How not to deliver a podcast

One of the perils of a living in a democratic country, whatever that means, is that you elected representatives report to you on the progress in executing their duties and any major decisions they might have made.  So when Barack Obama secured his fiscal cliff deal a few weeks ago he used his weekly address to explain its
benefits to his "fans".

It's okay for youtube users but the audio of the video also gets served as podcast.  I happen to know a lot about podcasts having produced a lot of them coming on five years now.  They are not as widespread as people who make them would like you to believe, and its their fault.  The computer didn't take off until its makers made it simple and intuitive.  Even radio people would just bark "download our podcast" without actually telling their listeners how to get it and where.

Barack Obama's appears to be made for the Madison Avenue and the Silicon Valley crowd because you can't just stream it from the site; you have to copy the RSS feed and paste into to your reader if you're not an iTunes user - which perpetuates the assumption that you have to have an iProduct to download a podcast.  I know a lot of educated, intelligent, well to do people who are flummoxed by podcasts and I'd argue it's because of poorly delivered podcasts.

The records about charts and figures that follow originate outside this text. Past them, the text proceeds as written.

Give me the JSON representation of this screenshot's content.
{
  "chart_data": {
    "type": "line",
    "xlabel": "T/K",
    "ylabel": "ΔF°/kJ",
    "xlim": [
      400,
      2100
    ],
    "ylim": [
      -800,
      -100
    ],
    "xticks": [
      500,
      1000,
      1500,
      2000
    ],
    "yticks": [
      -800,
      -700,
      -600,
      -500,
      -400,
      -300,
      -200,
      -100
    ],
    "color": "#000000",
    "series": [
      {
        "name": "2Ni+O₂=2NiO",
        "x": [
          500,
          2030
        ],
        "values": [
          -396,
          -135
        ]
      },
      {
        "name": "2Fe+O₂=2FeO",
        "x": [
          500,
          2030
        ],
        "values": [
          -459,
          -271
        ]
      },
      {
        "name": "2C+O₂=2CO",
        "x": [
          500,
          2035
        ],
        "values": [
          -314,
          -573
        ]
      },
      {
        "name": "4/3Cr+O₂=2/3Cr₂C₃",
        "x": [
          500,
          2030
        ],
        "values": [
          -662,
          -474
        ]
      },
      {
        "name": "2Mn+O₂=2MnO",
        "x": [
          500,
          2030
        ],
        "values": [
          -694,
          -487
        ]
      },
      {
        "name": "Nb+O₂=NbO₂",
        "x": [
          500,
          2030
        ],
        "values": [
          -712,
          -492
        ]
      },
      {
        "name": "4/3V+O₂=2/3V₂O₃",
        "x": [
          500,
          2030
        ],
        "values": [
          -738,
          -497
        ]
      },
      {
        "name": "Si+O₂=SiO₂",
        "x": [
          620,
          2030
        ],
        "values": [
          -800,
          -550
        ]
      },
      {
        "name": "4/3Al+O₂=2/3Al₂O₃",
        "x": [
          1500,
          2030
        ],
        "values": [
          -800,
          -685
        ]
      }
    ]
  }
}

The Guardian is one of very few outlets who understand that a podcast is not a mainstream product: they give you an opportunity to play the audio, subscribe to iTunes, download the mp3 into your hard drive and, if you know what it is, grab the feed for your reader.  Non-geeks will be able to consume this product as well.

So if you want to produce a podcast that even people with a rudimentary grasp of computers can consume, don't do what The White House does, do what the hippies at The Guardian do.